Anthropic is selling a service that incorporates these pirated works.

That a service incorporating the authors' works exists is not at issue. The plaintiffs' claims are, as summarized by Alsup:

  First, Authors argue that using works to train Claude’s underlying LLMs 
  was like using works to train any person to read and write, so Authors 
  should be able to exclude Anthropic from this use (Opp. 16). 

  Second, to that last point, Authors further argue that the training was 
  intended to memorize their works’ creative elements — not just their 
  works’ non-protectable ones (Opp. 17).

  Third, Authors next argue that computers nonetheless should not be 
  allowed to do what people do. 

https://media.npr.org/assets/artslife/arts/2025/order.pdf

  • The first paragraph sounds absurd, so I looked into the PDF, and here's the full version I found:

    > First, Authors argue that using works to train Claude’s underlying LLMs was like using works to train any person to read and write, so Authors should be able to exclude Anthropic from this use (Opp. 16). But Authors cannot rightly exclude anyone from using their works for training or learning as such. Everyone reads texts, too, then writes new texts. They may need to pay for getting their hands on a text in the first instance. But to make anyone pay specifically for the use of a book each time they read it, each time they recall it from memory, each time they later draw upon it when writing new things in new ways would be unthinkable. For centuries, we have read and re-read books. We have admired, memorized, and internalized their sweeping themes, their substantive points, and their stylistic solutions to recurring writing problems.

    Couldn't have put it better myself (though $deity knows I tried many times on HN). Glad to see Judge Alsup continues to be the voice of common sense in legal matters around technology.

    • > Glad to see Judge Alsup continues to be the voice of common sense in legal matters around technology

      Yep, that name's a blast from the past! He was the judge on the big Google/Oracle case about Android and Java years ago, IIRC. I think he even learned to write some Java so he could better understand the case.
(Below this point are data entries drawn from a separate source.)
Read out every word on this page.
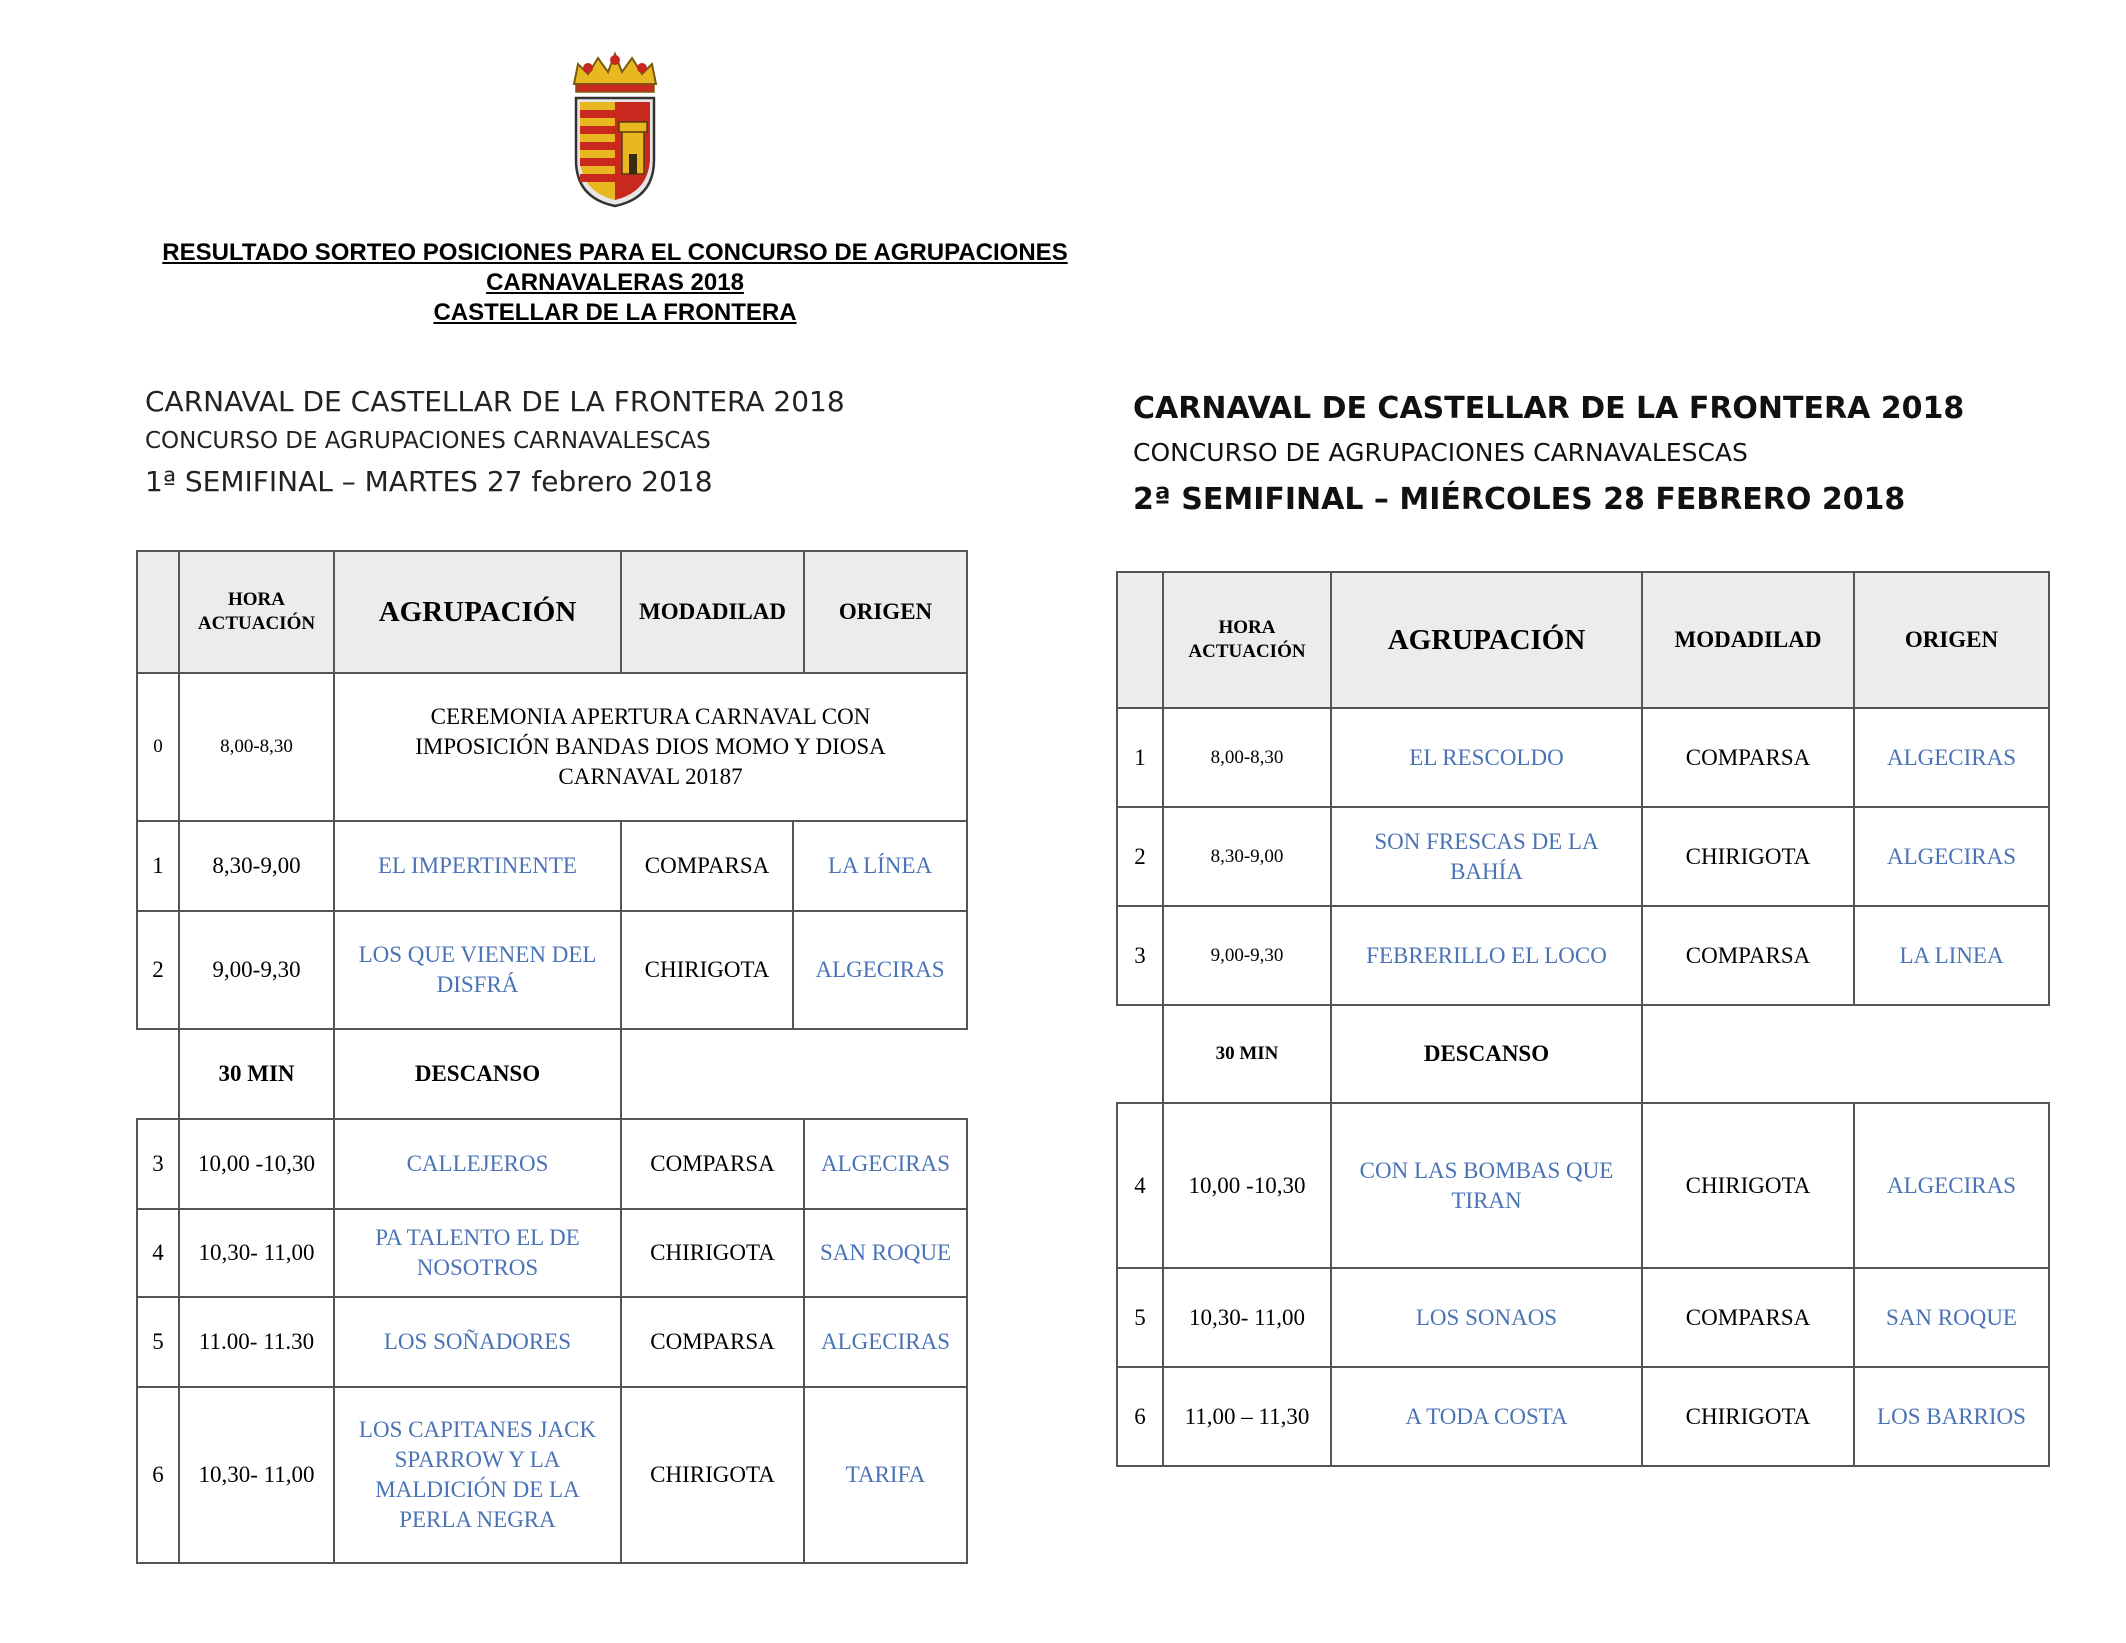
RESULTADO SORTEO POSICIONES PARA EL CONCURSO DE AGRUPACIONES
CARNAVALERAS 2018
CASTELLAR DE LA FRONTERA
CARNAVAL DE CASTELLAR DE LA FRONTERA 2018
CONCURSO DE AGRUPACIONES CARNAVALESCAS
1ª SEMIFINAL – MARTES 27 febrero 2018
CARNAVAL DE CASTELLAR DE LA FRONTERA 2018
CONCURSO DE AGRUPACIONES CARNAVALESCAS
2ª SEMIFINAL – MIÉRCOLES 28 FEBRERO 2018
	HORA ACTUACIÓN	AGRUPACIÓN	MODADILAD		ORIGEN
0	8,00-8,30	CEREMONIA APERTURA CARNAVAL CON IMPOSICIÓN BANDAS DIOS MOMO Y DIOSA CARNAVAL 20187			
1	8,30-9,00	EL IMPERTINENTE	COMPARSA	LA LÍNEA	
2	9,00-9,30	LOS QUE VIENEN DEL DISFRÁ	CHIRIGOTA	ALGECIRAS	
	30 MIN	DESCANSO			
3	10,00 -10,30	CALLEJEROS	COMPARSA		ALGECIRAS
4	10,30- 11,00	PA TALENTO EL DE NOSOTROS	CHIRIGOTA		SAN ROQUE
5	11.00- 11.30	LOS SOÑADORES	COMPARSA		ALGECIRAS
6	10,30- 11,00	LOS CAPITANES JACK SPARROW Y LA MALDICIÓN DE LA PERLA NEGRA	CHIRIGOTA		TARIFA
	HORA ACTUACIÓN	AGRUPACIÓN	MODADILAD	ORIGEN
1	8,00-8,30	EL RESCOLDO	COMPARSA	ALGECIRAS
2	8,30-9,00	SON FRESCAS DE LA BAHÍA	CHIRIGOTA	ALGECIRAS
3	9,00-9,30	FEBRERILLO EL LOCO	COMPARSA	LA LINEA
	30 MIN	DESCANSO		
4	10,00 -10,30	CON LAS BOMBAS QUE TIRAN	CHIRIGOTA	ALGECIRAS
5	10,30- 11,00	LOS SONAOS	COMPARSA	SAN ROQUE
6	11,00 – 11,30	A TODA COSTA	CHIRIGOTA	LOS BARRIOS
    • For everyone arguing that there’s no harm in anthropomorphizing an LLM, witness this rationalization. They talk about training and learning as if this is somehow comparable to human activities. The idea that LLM training is comparable to a person learning seems way out there to me.

      “We have admired, memorized, and internalized their sweeping themes, their substantive points, and their stylistic solutions to recurring writing problems.”

      Claude is not doing any of these things. There is no admiration, no internalizing of sweeping themes. There’s a network encoding data.

      We’re talking about a machine that accepts content and then produces more content. It’s not a person, it’s owned by a corporation that earns money on literally every word this machine produces. If it didn’t have this large corpus of input data (copyrighted works) it could not produce the output data for which people are willing to pay money. This all happens at a scale no individual could achieve because, as we know, it is a machine.

      1 reply →

  • > That a service incorporating the authors' works exists is not at issue.

    It's not an issue because it's not currently illegal because nobody could have foreseen this years ago.

    But it is profiting off of the unpaid work of millions. And there's very little chance of change because it's so hard to pass new protection laws when you're not Disney.

    • It's not an issue because it's not what this case was about, as the linked document explicitly states. The Authors did not contest the legality of the model's outputs, only the inputs used in training.

      2 replies →

    • Marx wrote The tradition of all dead generations weighs like an Alp on the brains of the living. and that would be true if one were obligated to pay the full freight of one's antecedents. The more positive truth is that the brains of the living reach new heights from that Alp and build ever new heights for those who come afterwards.

  • Computers cannot learn and are not subjects to laws. What happens, is a human takes a copyrighted work, makes an unauthorized digital copy, and loads it into a computer without authorization from copyright owner.

  • > underlying LLMs was like using works to train any person to read and write

    I don't think humans learn via backprop or in rounds/batches, our learning is more "online".

    If I input text into an LLM it doesn't learn from that unless the creators consciously include that data in the next round of teaching their model.

    Humans also don't require samples of every text in history to learn to read and write well.

    Hunter S Thompson didn't need to ingest the Harry Potter books to write.